La fine di giugno mi ha visto impegnata in un workshop sulla progettazione di attività didattiche museali e un altro su Arte e Natura. Nel secondo mi è stato chiesto di fare un percorso per educatori fascia età 0-6, per approcciare la questione di arte e natura. Vi racconto com’è andata: i presupposti da cui sono partita, le proposte fatte, il metodo indicato, le immagini dei lavori, le considerazioni emerse. Qui tutte le foto.

Land Art il ponte attraversato
Occorre dire a gran voce che infinite sono le possibilità di collegare Arte e Natura. Dalla Natura rappresentata: come realtà, come dato scientifico, come riverbero simbolico, come racconto metafisico. Alla Natura come strumento creativo: nei pigmenti, nelle legno, nella pietra. E chi più ne ha più ne metta. Ho scelto di prendere il via dalla Land Art.  Breve analisi del periodo in cui nasce, le istanze che si porta dietro, le opere della fine degli anni ’60 e il presente. Una corrente artistica come pretesto per una considerazione su quello che ci circonda per approdare a una riflessione sulla natura: la scoperta che stupisce, i segni riconoscibili, i colori che ci regala, le opportunità educative. Ricordando che il nostro obiettivo non è nè essere artisti, nè replicanti. Arte come ponte tra la sensibilità di ciascuno di noi, la  natura e le sue possibili narrazioni.


Tre i concetti su cui ho incardinato i temi e le sperimentazioni del mio workshop:
1)  la Consapevolezza del dato sensoriale. Perché per mediare è importante conoscere.
“La terra non è solo lì per essere vista, ma per far riflettere” W. De Maria
2) il cambio di Prospettiva. Perché ogni punto di vista è un viaggio possibile.
“Volevo condurre il vasto spazio del deserto a una dimensione umana” Nancy Holt
3) la Temporaneità di un’opera. Perché ha valore il percorso, non solo il prodotto.
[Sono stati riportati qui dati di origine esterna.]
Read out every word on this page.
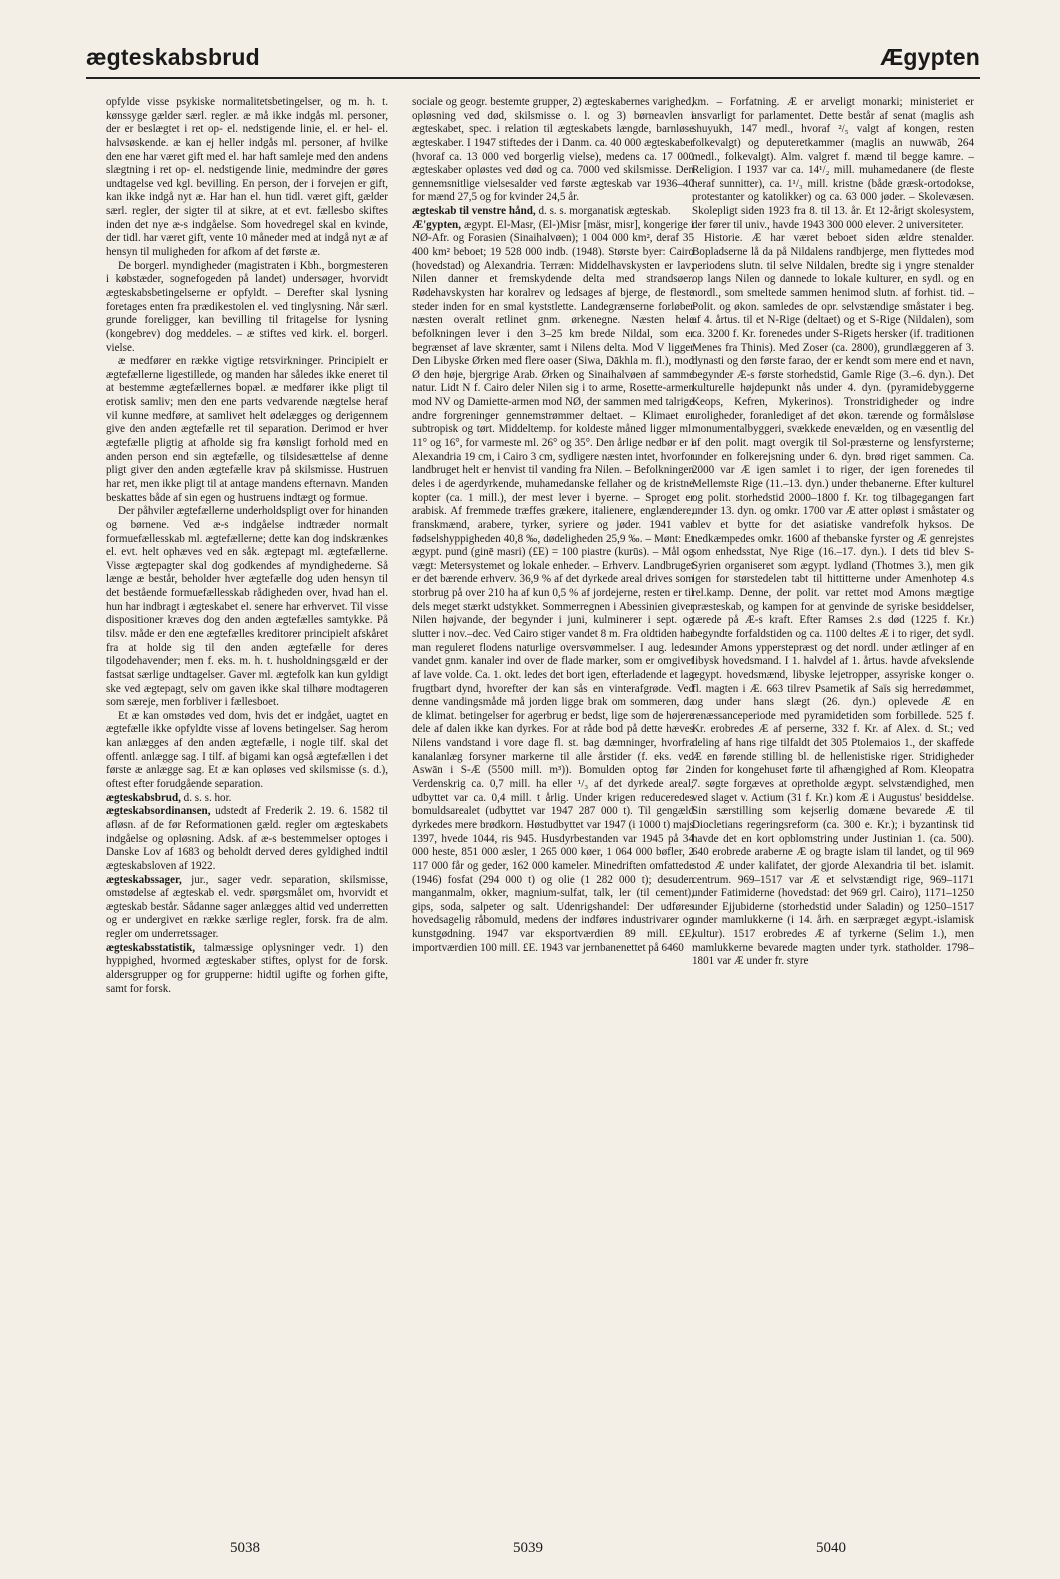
ægteskabsbrud	Ægypten

opfylde visse psykiske normalitetsbetingelser, og m. h. t. kønssyge gælder særl. regler. æ må ikke indgås ml. personer, der er beslægtet i ret op- el. nedstigende linie, el. er hel- el. halvsøskende. æ kan ej heller indgås ml. personer, af hvilke den ene har været gift med el. har haft samleje med den andens slægtning i ret op- el. nedstigende linie, medmindre der gøres undtagelse ved kgl. bevilling. En person, der i forvejen er gift, kan ikke indgå nyt æ. Har han el. hun tidl. været gift, gælder særl. regler, der sigter til at sikre, at et evt. fællesbo skiftes inden det nye æ-s indgåelse. Som hovedregel skal en kvinde, der tidl. har været gift, vente 10 måneder med at indgå nyt æ af hensyn til muligheden for afkom af det første æ.

De borgerl. myndigheder (magistraten i Kbh., borgmesteren i købstæder, sognefogeden på landet) undersøger, hvorvidt ægteskabsbetingelserne er opfyldt. – Derefter skal lysning foretages enten fra prædikestolen el. ved tinglysning. Når særl. grunde foreligger, kan bevilling til fritagelse for lysning (kongebrev) dog meddeles. – æ stiftes ved kirk. el. borgerl. vielse.

æ medfører en række vigtige retsvirkninger. Principielt er ægtefællerne ligestillede, og manden har således ikke eneret til at bestemme ægtefællernes bopæl. æ medfører ikke pligt til erotisk samliv; men den ene parts vedvarende nægtelse heraf vil kunne medføre, at samlivet helt ødelægges og derigennem give den anden ægtefælle ret til separation. Derimod er hver ægtefælle pligtig at afholde sig fra kønsligt forhold med en anden person end sin ægtefælle, og tilsidesættelse af denne pligt giver den anden ægtefælle krav på skilsmisse. Hustruen har ret, men ikke pligt til at antage mandens efternavn. Manden beskattes både af sin egen og hustruens indtægt og formue.

Der påhviler ægtefællerne underholdspligt over for hinanden og børnene. Ved æ-s indgåelse indtræder normalt formuefællesskab ml. ægtefællerne; dette kan dog indskrænkes el. evt. helt ophæves ved en såk. ægtepagt ml. ægtefællerne. Visse ægtepagter skal dog godkendes af myndighederne. Så længe æ består, beholder hver ægtefælle dog uden hensyn til det bestående formuefællesskab rådigheden over, hvad han el. hun har indbragt i ægteskabet el. senere har erhvervet. Til visse dispositioner kræves dog den anden ægtefælles samtykke. På tilsv. måde er den ene ægtefælles kreditorer principielt afskåret fra at holde sig til den anden ægtefælle for deres tilgodehavender; men f. eks. m. h. t. husholdningsgæld er der fastsat særlige undtagelser. Gaver ml. ægtefolk kan kun gyldigt ske ved ægtepagt, selv om gaven ikke skal tilhøre modtageren som særeje, men forbliver i fællesboet.

Et æ kan omstødes ved dom, hvis det er indgået, uagtet en ægtefælle ikke opfyldte visse af lovens betingelser. Sag herom kan anlægges af den anden ægtefælle, i nogle tilf. skal det offentl. anlægge sag. I tilf. af bigami kan også ægtefællen i det første æ anlægge sag. Et æ kan opløses ved skilsmisse (s. d.), oftest efter forudgående separation.

ægteskabsbrud, d. s. s. hor.

ægteskabsordinansen, udstedt af Frederik 2. 19. 6. 1582 til afløsn. af de før Reformationen gæld. regler om ægteskabets indgåelse og opløsning. Adsk. af æ-s bestemmelser optoges i Danske Lov af 1683 og beholdt derved deres gyldighed indtil ægteskabsloven af 1922.

ægteskabssager, jur., sager vedr. separation, skilsmisse, omstødelse af ægteskab el. vedr. spørgsmålet om, hvorvidt et ægteskab består. Sådanne sager anlægges altid ved underretten og er undergivet en række særlige regler, forsk. fra de alm. regler om underretssager.

ægteskabsstatistik, talmæssige oplysninger vedr. 1) den hyppighed, hvormed ægteskaber stiftes, oplyst for de forsk. aldersgrupper og for grupperne: hidtil ugifte og forhen gifte, samt for forsk.

sociale og geogr. bestemte grupper, 2) ægteskabernes varighed, opløsning ved død, skilsmisse o. l. og 3) børneavlen i ægteskabet, spec. i relation til ægteskabets længde, barnløse ægteskaber. I 1947 stiftedes der i Danm. ca. 40 000 ægteskaber (hvoraf ca. 13 000 ved borgerlig vielse), medens ca. 17 000 ægteskaber opløstes ved død og ca. 7000 ved skilsmisse. Den gennemsnitlige vielsesalder ved første ægteskab var 1936–40 for mænd 27,5 og for kvinder 24,5 år.

ægteskab til venstre hånd, d. s. s. morganatisk ægteskab.

Æ'gypten, ægypt. El-Masr, (El-)Misr [mäsr, misr], kongerige i NØ-Afr. og Forasien (Sinaihalvøen); 1 004 000 km², deraf 35 400 km² beboet; 19 528 000 indb. (1948). Største byer: Cairo (hovedstad) og Alexandria. Terræn: Middelhavskysten er lav; Nilen danner et fremskydende delta med strandsøer. Rødehavskysten har koralrev og ledsages af bjerge, de fleste steder inden for en smal kyststlette. Landegrænserne forløber næsten overalt retlinet gnm. ørkenegne. Næsten hele befolkningen lever i den 3–25 km brede Nildal, som er begrænset af lave skrænter, samt i Nilens delta. Mod V ligger Den Libyske Ørken med flere oaser (Siwa, Dākhla m. fl.), mod Ø den høje, bjergrige Arab. Ørken og Sinaihalvøen af samme natur. Lidt N f. Cairo deler Nilen sig i to arme, Rosette-armen mod NV og Damiette-armen mod NØ, der sammen med talrige andre forgreninger gennemstrømmer deltaet. – Klimaet er subtropisk og tørt. Middeltemp. for koldeste måned ligger ml. 11° og 16°, for varmeste ml. 26° og 35°. Den årlige nedbør er i Alexandria 19 cm, i Cairo 3 cm, sydligere næsten intet, hvorfor landbruget helt er henvist til vanding fra Nilen. – Befolkningen deles i de agerdyrkende, muhamedanske fellaher og de kristne kopter (ca. 1 mill.), der mest lever i byerne. – Sproget er arabisk. Af fremmede træffes grækere, italienere, englændere, franskmænd, arabere, tyrker, syriere og jøder. 1941 var fødselshyppigheden 40,8 ‰, dødeligheden 25,9 ‰. – Mønt: Et ægypt. pund (ginē masri) (£E) = 100 piastre (kurūs). – Mål og vægt: Metersystemet og lokale enheder. – Erhverv. Landbruget er det bærende erhverv. 36,9 % af det dyrkede areal drives som storbrug på over 210 ha af kun 0,5 % af jordejerne, resten er til dels meget stærkt udstykket. Sommerregnen i Abessinien giver Nilen højvande, der begynder i juni, kulminerer i sept. og slutter i nov.–dec. Ved Cairo stiger vandet 8 m. Fra oldtiden har man reguleret flodens naturlige oversvømmelser. I aug. ledes vandet gnm. kanaler ind over de flade marker, som er omgivet af lave volde. Ca. 1. okt. ledes det bort igen, efterladende et lag frugtbart dynd, hvorefter der kan sås en vinterafgrøde. Ved denne vandingsmåde må jorden ligge brak om sommeren, da de klimat. betingelser for agerbrug er bedst, lige som de højere dele af dalen ikke kan dyrkes. For at råde bod på dette hæves Nilens vandstand i vore dage fl. st. bag dæmninger, hvorfra kanalanlæg forsyner markerne til alle årstider (f. eks. ved Aswān i S-Æ (5500 mill. m³)). Bomulden optog før 2. Verdenskrig ca. 0,7 mill. ha eller ¹/₃ af det dyrkede areal; udbyttet var ca. 0,4 mill. t årlig. Under krigen reduceredes bomuldsarealet (udbyttet var 1947 287 000 t). Til gengæld dyrkedes mere brødkorn. Høstudbyttet var 1947 (i 1000 t) majs 1397, hvede 1044, ris 945. Husdyrbestanden var 1945 på 34 000 heste, 851 000 æsler, 1 265 000 køer, 1 064 000 bøfler, 2 117 000 får og geder, 162 000 kameler. Minedriften omfattede (1946) fosfat (294 000 t) og olie (1 282 000 t); desuden manganmalm, okker, magnium-sulfat, talk, ler (til cement), gips, soda, salpeter og salt. Udenrigshandel: Der udføres hovedsagelig råbomuld, medens der indføres industrivarer og kunstgødning. 1947 var eksportværdien 89 mill. £E, importværdien 100 mill. £E. 1943 var jernbanenettet på 6460

km. – Forfatning. Æ er arveligt monarki; ministeriet er ansvarligt for parlamentet. Dette består af senat (maglis ash shuyukh, 147 medl., hvoraf ²/₅ valgt af kongen, resten folkevalgt) og deputeretkammer (maglis an nuwwāb, 264 medl., folkevalgt). Alm. valgret f. mænd til begge kamre. – Religion. I 1937 var ca. 14¹/₂ mill. muhamedanere (de fleste heraf sunnitter), ca. 1¹/₃ mill. kristne (både græsk-ortodokse, protestanter og katolikker) og ca. 63 000 jøder. – Skolevæsen. Skolepligt siden 1923 fra 8. til 13. år. Et 12-årigt skolesystem, der fører til univ., havde 1943 300 000 elever. 2 universiteter.

Historie. Æ har været beboet siden ældre stenalder. Bopladserne lå da på Nildalens randbjerge, men flyttedes mod periodens slutn. til selve Nildalen, bredte sig i yngre stenalder op langs Nilen og dannede to lokale kulturer, en sydl. og en nordl., som smeltede sammen henimod slutn. af forhist. tid. – Polit. og økon. samledes de opr. selvstændige småstater i beg. af 4. årtus. til et N-Rige (deltaet) og et S-Rige (Nildalen), som ca. 3200 f. Kr. forenedes under S-Rigets hersker (if. traditionen Menes fra Thinis). Med Zoser (ca. 2800), grundlæggeren af 3. dynasti og den første farao, der er kendt som mere end et navn, begynder Æ-s første storhedstid, Gamle Rige (3.–6. dyn.). Det kulturelle højdepunkt nås under 4. dyn. (pyramidebyggerne Keops, Kefren, Mykerinos). Tronstridigheder og indre uroligheder, foranlediget af det økon. tærende og formålsløse monumentalbyggeri, svækkede enevælden, og en væsentlig del af den polit. magt overgik til Sol-præsterne og lensfyrsterne; under en folkerejsning under 6. dyn. brød riget sammen. Ca. 2000 var Æ igen samlet i to riger, der igen forenedes til Mellemste Rige (11.–13. dyn.) under thebanerne. Efter kulturel og polit. storhedstid 2000–1800 f. Kr. tog tilbagegangen fart under 13. dyn. og omkr. 1700 var Æ atter opløst i småstater og blev et bytte for det asiatiske vandrefolk hyksos. De nedkæmpedes omkr. 1600 af thebanske fyrster og Æ genrejstes som enhedsstat, Nye Rige (16.–17. dyn.). I dets tid blev S-Syrien organiseret som ægypt. lydland (Thotmes 3.), men gik igen for størstedelen tabt til hittitterne under Amenhotep 4.s rel.kamp. Denne, der polit. var rettet mod Amons mægtige præsteskab, og kampen for at genvinde de syriske besiddelser, tærede på Æ-s kraft. Efter Ramses 2.s død (1225 f. Kr.) begyndte forfaldstiden og ca. 1100 deltes Æ i to riger, det sydl. under Amons ypperstepræst og det nordl. under ætlinger af en libysk hovedsmand. I 1. halvdel af 1. årtus. havde afvekslende ægypt. hovedsmænd, libyske lejetropper, assyriske konger o. fl. magten i Æ. 663 tilrev Psametik af Saïs sig herredømmet, og under hans slægt (26. dyn.) oplevede Æ en renæssanceperiode med pyramidetiden som forbillede. 525 f. Kr. erobredes Æ af perserne, 332 f. Kr. af Alex. d. St.; ved deling af hans rige tilfaldt det 305 Ptolemaios 1., der skaffede Æ en førende stilling bl. de hellenistiske riger. Stridigheder inden for kongehuset førte til afhængighed af Rom. Kleopatra 7. søgte forgæves at opretholde ægypt. selvstændighed, men ved slaget v. Actium (31 f. Kr.) kom Æ i Augustus' besiddelse. Sin særstilling som kejserlig domæne bevarede Æ til Diocletians regeringsreform (ca. 300 e. Kr.); i byzantinsk tid havde det en kort opblomstring under Justinian 1. (ca. 500). 640 erobrede araberne Æ og bragte islam til landet, og til 969 stod Æ under kalifatet, der gjorde Alexandria til bet. islamit. centrum. 969–1517 var Æ et selvstændigt rige, 969–1171 under Fatimiderne (hovedstad: det 969 grl. Cairo), 1171–1250 under Ejjubiderne (storhedstid under Saladin) og 1250–1517 under mamlukkerne (i 14. årh. en særpræget ægypt.-islamisk kultur). 1517 erobredes Æ af tyrkerne (Selim 1.), men mamlukkerne bevarede magten under tyrk. statholder. 1798–1801 var Æ under fr. styre

5038	5039	5040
“Impilando, ammucchiando o appendendo il materiale come capita gli si conferisce una forma transitoria…Lo sganciamento da forme e ordini duraturi preconcepiti è una posizione precisa e definita” R. Morris
Un principio sottendeva gli altri: fare esperienza outdoor, uscire dall’aula e stare all’aperto. Nel giardino, lungo il sentiero, ovunque si possa. In un dialogo interno-esterno in termini spaziali ed emozionali. Anche se questo aspetto, causa mal tempo, è stato in parte disatteso, come vi accorgerete dalle foto scattate in sede e non fuori.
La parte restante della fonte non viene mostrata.